Author Rick Atkinson has previously written a superlative account of America's North African campaign, An Army at Dawn: The War in North Africa, 1942-1943 (Liberation Trilogy). And in THE DAY OF BATTLE, he now gives us an exceptional narrative summary of the conquest of Sicily and the subsequent slow and brutal slog up Italy's boot to culminate in the capture of Rome, an eleven-month ordeal characterized too often by suspect strategy, unimaginative tactics and leadership at corps levels, dismal weather and near-impossible topography, and friction between top American and British generals that almost reached the level of insubordination:

"`(General Mark Clark, Fifth Army Commander) appears never to have accepted (General Sir Harold) Alexander (Commander, Allied Armies in Italy) as his real commander,' wrote W.G.F. Jackson, an author of the official British history. Later, Clark claimed he had warned Alexander that he would order Fifth Army `to fire on the (British) Eighth Army' should (its commander, General Oliver) Leese attempt to muscle in on (the capture of) Rome. Shocking if true; General Alex disputed the story."

Indeed, the only reasons the Allies seemed to have prevailed at all were their overwhelming superiority in artillery and air coverage and the abundance of war-making materials. Had the Germans had even parity in those parameters, the skill of their leadership and the fighting capabilities of their battle-hardened troops might have achieved at least a stalemate if not driven the bickering invaders back into the Med.

Atkinson's style is not to get bogged down in the mundane mechanics of field maneuver. Rather, he paints the big picture and then illuminates the whole by spotlighting on the battlefield fortunes of selected units and the experiences and personalities of individual fighters and commanders. His narrative is thus richly engaging and informative as he surveys the conflict from Sicily to Salerno to San Pietro to Ortona to the Rapido River to Anzio to Cassino back to Anzio and, finally, to Rome.

THE DAY OF BATTLE includes twenty eminently useful maps, the allied chains of command for both the Sicily invasion and Operation Diadem, the final drive to Rome in May 1944, two extensive sections of photos, 141 pages of Notes, and 31 pages of Selected Sources; Atkinson did his homework.

As the strategic necessity for an invasion of Italy still causes heated debate, the author suggests a practical answer.
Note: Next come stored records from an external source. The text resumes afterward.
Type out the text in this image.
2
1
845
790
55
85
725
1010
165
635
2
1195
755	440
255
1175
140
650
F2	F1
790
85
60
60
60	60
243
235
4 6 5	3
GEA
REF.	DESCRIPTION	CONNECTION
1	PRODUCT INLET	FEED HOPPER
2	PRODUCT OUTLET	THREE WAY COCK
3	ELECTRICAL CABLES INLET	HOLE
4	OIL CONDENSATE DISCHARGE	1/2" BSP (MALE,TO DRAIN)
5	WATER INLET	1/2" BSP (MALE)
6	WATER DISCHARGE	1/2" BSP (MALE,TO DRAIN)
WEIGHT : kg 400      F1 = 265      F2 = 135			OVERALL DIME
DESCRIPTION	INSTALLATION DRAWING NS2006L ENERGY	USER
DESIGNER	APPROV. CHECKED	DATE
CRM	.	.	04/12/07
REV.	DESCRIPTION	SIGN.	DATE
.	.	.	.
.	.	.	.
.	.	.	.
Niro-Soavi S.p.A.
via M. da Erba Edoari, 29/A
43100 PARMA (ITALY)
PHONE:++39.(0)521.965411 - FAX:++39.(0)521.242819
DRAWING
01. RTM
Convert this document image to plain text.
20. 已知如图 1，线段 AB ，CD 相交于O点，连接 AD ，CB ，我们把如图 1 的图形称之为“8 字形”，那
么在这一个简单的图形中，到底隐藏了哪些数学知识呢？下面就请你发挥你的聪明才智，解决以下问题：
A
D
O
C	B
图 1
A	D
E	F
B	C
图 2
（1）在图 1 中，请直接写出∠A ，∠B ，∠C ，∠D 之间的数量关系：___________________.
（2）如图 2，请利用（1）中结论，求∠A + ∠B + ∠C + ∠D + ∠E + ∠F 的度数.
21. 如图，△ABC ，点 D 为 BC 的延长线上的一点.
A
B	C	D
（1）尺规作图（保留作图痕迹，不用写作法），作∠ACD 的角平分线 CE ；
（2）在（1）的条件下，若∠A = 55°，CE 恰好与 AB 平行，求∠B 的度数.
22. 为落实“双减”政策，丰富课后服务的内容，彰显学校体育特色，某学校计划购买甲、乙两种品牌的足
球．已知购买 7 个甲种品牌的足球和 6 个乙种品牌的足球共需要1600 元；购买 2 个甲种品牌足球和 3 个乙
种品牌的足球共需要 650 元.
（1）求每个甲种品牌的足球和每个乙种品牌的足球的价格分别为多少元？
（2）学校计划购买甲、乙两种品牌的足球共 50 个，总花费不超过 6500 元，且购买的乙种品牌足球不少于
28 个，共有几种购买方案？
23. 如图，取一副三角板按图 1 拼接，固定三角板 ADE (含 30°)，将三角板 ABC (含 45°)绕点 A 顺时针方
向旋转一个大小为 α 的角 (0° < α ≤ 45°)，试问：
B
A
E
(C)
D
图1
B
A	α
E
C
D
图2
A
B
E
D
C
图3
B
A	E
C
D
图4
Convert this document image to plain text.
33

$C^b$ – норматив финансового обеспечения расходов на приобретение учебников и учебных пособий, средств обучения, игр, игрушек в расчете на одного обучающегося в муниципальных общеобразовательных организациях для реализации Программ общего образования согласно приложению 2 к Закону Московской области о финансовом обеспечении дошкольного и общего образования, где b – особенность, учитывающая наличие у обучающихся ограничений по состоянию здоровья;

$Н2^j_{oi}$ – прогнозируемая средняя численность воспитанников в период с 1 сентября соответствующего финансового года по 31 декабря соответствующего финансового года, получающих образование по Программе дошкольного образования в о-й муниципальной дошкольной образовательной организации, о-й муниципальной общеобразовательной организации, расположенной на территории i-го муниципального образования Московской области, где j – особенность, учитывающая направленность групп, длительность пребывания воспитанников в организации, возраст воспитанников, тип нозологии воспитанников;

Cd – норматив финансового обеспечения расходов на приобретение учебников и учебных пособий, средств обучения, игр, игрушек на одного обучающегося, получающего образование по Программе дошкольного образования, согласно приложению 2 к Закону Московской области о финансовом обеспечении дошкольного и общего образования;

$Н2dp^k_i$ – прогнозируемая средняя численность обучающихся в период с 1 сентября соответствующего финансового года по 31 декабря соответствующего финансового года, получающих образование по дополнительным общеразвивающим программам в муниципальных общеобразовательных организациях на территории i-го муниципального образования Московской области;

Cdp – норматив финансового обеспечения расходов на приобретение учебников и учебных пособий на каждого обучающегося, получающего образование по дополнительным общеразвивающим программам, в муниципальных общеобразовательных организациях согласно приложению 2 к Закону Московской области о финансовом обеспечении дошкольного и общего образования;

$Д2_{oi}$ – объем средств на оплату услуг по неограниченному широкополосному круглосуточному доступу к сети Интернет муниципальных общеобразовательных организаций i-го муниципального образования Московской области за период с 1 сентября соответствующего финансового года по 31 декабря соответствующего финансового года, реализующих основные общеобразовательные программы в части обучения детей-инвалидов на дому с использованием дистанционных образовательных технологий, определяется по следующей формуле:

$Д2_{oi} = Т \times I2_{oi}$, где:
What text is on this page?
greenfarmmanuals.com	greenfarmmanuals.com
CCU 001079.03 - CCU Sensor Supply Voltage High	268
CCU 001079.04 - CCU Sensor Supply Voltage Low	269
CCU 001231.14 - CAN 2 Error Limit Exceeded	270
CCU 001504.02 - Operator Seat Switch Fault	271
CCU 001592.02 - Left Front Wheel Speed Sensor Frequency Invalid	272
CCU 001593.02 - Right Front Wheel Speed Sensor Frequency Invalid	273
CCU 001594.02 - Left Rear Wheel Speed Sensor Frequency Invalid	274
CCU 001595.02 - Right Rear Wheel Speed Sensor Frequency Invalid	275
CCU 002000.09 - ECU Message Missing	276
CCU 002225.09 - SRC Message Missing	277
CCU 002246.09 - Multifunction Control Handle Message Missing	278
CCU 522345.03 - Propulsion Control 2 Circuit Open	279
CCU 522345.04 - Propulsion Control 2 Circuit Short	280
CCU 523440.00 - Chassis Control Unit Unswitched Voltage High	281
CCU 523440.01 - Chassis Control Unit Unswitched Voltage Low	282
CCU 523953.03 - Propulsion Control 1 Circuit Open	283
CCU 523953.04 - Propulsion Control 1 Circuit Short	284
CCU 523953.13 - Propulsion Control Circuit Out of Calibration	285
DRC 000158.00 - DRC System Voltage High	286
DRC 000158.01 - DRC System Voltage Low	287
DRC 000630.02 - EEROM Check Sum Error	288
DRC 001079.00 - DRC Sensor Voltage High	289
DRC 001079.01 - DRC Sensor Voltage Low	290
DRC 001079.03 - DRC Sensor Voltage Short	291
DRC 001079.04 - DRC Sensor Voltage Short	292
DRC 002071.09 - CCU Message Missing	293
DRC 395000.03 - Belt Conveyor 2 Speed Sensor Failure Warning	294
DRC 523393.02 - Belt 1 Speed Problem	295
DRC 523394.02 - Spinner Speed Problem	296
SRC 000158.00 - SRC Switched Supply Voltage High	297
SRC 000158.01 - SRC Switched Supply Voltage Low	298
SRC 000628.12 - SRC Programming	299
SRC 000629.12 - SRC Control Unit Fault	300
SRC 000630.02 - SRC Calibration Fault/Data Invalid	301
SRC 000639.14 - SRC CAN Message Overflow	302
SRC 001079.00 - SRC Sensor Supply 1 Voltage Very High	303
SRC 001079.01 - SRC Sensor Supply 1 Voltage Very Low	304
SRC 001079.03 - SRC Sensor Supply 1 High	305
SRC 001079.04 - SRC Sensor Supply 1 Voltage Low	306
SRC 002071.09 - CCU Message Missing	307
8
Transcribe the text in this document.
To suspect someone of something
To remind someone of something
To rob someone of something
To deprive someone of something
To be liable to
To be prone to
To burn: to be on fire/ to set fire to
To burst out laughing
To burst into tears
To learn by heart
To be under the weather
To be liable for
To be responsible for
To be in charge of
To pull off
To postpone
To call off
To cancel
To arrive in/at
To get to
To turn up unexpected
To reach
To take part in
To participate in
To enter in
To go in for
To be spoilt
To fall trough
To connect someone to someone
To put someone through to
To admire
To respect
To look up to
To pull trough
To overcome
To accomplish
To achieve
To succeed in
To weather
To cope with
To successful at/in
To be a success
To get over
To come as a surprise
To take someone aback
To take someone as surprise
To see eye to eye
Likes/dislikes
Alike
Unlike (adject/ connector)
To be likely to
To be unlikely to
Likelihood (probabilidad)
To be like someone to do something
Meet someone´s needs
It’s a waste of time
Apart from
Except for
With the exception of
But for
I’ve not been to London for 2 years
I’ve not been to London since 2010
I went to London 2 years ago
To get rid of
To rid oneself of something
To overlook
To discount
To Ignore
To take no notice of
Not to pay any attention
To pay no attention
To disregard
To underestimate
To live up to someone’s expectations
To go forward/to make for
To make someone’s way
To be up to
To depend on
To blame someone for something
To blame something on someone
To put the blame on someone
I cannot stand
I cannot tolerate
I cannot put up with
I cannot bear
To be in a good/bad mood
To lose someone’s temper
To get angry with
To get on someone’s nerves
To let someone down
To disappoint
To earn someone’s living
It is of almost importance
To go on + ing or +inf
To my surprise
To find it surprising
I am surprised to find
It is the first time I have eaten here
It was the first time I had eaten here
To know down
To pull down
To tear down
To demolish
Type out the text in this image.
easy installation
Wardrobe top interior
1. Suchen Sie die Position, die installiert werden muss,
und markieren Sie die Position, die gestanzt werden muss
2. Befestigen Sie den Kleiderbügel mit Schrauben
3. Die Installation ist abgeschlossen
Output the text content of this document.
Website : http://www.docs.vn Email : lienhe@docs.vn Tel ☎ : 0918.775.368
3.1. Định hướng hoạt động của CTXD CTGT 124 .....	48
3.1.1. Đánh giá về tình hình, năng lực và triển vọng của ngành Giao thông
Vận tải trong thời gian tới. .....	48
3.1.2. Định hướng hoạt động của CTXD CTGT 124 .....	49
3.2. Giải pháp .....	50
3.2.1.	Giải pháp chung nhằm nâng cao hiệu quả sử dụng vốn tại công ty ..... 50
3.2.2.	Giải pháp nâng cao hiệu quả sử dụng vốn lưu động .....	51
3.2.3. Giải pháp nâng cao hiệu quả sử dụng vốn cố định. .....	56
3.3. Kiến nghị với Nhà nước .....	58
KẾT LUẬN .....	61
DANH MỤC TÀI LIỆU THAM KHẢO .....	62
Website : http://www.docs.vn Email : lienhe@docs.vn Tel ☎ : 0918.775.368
At the cessation of hostilities in North Africa, where could the victorious Allied forces have otherwise been sent? Not back to England, certain to soon overflow with fresh Yanks arriving for the Normandy assault. Kept idle in North Africa? Certainly not with Josef Stalin clamoring for a second front to relieve pressure on his Red Army. If not Italy then, where? Following a certain inexorable logic, it was a battle that had to be fought.

In the end, it was supremely ironic that the glory associated with the capture of Rome, so ardently desired for the Fifth Army by its temperamental, self-serving, and haughty commander, Mark Clark, proved to be so ephemeral. It dominated newspaper headlines for perhaps a day before being relegated to the back pages by Eisenhower's cross-channel amphibious assault on the French beaches. From then to the end of the European war, the Italian front was but a backwater sideshow. As correspondent Eric Sevareid recalled of the news:

"Most of us sat back, pulled out cigarettes and dropped our half-written stories about Rome on the floor. We had in a trice become performers without an audience ... a troupe of actors who, at the climax of their play, realize that the spectators have all fled out the door."